N = 6 (total number of words in the word)
X = 3 (number of A’s in the letter)
Y = 3 (number if B’s in the letter)
So A=6!/(3!)(3!)
A = (6X5X4X3X2X1)/(3X2X1)(3X2X1) = 720/(6)(6) = 720/36 = 20
My prediction is 20
Test
I’m correct so the formula A=N!/(X!)(Y!) is legitimate.
Observation
Word with no identical letters
I observed that the total number arrangements of these types of words are found out if you multiply the number of arrangements there will be if a letter was crossed out by the number of letters in the name. For example, the total number of arrangements of the name John is 24 which is equal to the number of arrangements in Joe’s name times by the number of letters in John’s name. The formula I found for solving the maximum number of arrangements of these types of words is: N! (N Factorial)

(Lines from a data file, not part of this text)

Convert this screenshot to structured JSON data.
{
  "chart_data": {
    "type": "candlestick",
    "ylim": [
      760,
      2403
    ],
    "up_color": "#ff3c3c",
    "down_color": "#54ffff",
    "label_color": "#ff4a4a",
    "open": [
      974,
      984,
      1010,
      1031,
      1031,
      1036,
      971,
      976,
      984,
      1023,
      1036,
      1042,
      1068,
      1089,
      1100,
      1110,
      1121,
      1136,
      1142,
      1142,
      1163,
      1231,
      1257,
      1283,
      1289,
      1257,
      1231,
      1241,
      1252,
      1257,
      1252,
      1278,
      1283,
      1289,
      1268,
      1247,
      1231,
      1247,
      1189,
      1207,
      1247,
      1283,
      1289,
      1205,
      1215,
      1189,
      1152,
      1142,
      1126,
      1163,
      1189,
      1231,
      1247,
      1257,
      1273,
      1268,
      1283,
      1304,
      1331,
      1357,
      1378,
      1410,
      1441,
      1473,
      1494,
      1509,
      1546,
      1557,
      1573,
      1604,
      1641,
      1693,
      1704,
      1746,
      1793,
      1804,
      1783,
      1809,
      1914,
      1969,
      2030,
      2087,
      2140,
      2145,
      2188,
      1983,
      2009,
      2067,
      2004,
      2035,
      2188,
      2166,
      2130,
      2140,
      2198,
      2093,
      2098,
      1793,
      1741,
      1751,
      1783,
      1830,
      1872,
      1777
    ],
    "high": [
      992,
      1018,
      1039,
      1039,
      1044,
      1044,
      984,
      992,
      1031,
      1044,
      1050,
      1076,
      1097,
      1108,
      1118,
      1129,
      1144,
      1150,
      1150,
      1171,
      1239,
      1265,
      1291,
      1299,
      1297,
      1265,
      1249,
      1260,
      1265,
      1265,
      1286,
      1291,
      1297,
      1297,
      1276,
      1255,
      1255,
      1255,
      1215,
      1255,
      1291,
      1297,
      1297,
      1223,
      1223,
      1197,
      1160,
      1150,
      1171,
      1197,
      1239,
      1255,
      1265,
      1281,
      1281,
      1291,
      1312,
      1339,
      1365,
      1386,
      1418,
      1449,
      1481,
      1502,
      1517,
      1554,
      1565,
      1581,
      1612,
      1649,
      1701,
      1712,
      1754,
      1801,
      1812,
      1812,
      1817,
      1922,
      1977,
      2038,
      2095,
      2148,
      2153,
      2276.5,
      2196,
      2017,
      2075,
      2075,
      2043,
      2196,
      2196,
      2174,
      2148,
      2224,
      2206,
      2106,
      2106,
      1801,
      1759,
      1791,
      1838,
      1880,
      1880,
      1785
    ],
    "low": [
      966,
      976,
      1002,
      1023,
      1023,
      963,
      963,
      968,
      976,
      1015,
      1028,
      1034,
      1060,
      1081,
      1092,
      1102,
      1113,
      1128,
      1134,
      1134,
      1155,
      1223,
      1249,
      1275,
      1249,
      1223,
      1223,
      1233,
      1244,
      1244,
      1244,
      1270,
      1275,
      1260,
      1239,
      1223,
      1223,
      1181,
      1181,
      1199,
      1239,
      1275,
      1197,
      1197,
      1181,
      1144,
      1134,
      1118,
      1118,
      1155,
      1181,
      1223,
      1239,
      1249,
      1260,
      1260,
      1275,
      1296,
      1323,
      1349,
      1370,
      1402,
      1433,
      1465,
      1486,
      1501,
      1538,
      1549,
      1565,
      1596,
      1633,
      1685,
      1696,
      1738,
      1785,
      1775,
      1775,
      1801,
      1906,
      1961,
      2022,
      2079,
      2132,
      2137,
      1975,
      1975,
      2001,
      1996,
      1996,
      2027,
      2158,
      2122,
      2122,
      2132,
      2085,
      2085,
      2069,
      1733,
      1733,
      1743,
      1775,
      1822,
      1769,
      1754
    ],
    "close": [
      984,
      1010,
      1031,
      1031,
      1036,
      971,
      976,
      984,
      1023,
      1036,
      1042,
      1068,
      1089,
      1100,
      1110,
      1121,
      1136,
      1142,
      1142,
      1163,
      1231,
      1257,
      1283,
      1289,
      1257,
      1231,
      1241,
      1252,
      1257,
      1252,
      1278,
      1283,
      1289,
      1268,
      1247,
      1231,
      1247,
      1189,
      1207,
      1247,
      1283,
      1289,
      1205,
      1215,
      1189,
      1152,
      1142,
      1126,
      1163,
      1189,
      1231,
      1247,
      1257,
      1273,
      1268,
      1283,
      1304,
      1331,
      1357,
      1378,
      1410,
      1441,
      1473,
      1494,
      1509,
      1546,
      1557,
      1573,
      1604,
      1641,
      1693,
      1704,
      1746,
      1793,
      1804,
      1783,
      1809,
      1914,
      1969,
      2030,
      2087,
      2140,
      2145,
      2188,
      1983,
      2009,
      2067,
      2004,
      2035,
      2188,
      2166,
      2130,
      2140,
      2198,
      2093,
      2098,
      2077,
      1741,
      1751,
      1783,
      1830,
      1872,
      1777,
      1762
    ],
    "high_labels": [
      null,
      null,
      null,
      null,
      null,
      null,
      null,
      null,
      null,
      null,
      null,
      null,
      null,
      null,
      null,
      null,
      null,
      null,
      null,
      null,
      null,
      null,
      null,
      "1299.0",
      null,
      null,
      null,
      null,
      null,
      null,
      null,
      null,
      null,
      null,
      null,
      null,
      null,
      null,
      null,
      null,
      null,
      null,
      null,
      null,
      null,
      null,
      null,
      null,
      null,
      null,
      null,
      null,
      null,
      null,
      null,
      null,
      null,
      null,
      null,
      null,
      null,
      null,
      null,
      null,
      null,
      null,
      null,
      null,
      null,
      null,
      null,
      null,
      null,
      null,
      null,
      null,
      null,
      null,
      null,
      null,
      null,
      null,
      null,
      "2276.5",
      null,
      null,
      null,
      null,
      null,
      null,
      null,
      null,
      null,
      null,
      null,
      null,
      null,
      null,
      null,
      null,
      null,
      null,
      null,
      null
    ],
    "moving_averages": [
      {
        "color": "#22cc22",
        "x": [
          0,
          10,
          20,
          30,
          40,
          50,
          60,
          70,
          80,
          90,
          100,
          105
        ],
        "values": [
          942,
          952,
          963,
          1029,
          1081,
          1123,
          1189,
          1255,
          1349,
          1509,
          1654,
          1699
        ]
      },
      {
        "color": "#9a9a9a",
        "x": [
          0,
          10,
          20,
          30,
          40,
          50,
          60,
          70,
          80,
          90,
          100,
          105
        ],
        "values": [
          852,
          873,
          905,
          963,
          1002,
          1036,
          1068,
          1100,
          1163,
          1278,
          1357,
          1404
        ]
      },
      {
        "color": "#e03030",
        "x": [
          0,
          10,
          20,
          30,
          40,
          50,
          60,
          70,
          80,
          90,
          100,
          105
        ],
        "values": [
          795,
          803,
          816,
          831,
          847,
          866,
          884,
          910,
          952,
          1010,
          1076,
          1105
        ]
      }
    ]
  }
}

Words with a pair or more identical letters
I observed that to find the maximum number of arrangements of a word with 2 or more identical letters you have to follow the same sequence as to find the arrangements as if there were no identical letters. Then you have to divide the answer you get by the number of identical letters in the name. For example, Emma has 4 letters with 2 identical. Treat it as a name with no identical letters, such as Lucy and you’ll get 24 arrangements. Divide it by the number of identical letters in Emma’s name and you’ll get 24/2=12. However, if you’re dealing with a bundle of letters such as XXXXXXXXXXYYYYYYYYYY, you have to time the number of letters factorial in each groups of the word. For example, this one has 10 X’s and 10 Y’s so you have to do 10!X10!. The formula I got for these types of names are A=N!/X! and A=N!/(X!)(Y!).
There are many ambiguous answers I got through my investigation.
Firstly, I tried the formula; A=N!/X! on the name Lucy. Since there wasn’t any identical letters in the name, I substituted X for 0 which gave me the whole answer of 0. This gave me the idea that the A=N!/X! only suitable for words with 2 identical letters.
Secondly, I tried the same formula for the rows; XX……XXYY…….Y, I got the equation of 20!/10!, which gave me the ambiguous answer of 670442572800. This made me realise I was wrong so I created a new formula to help me figure this row out.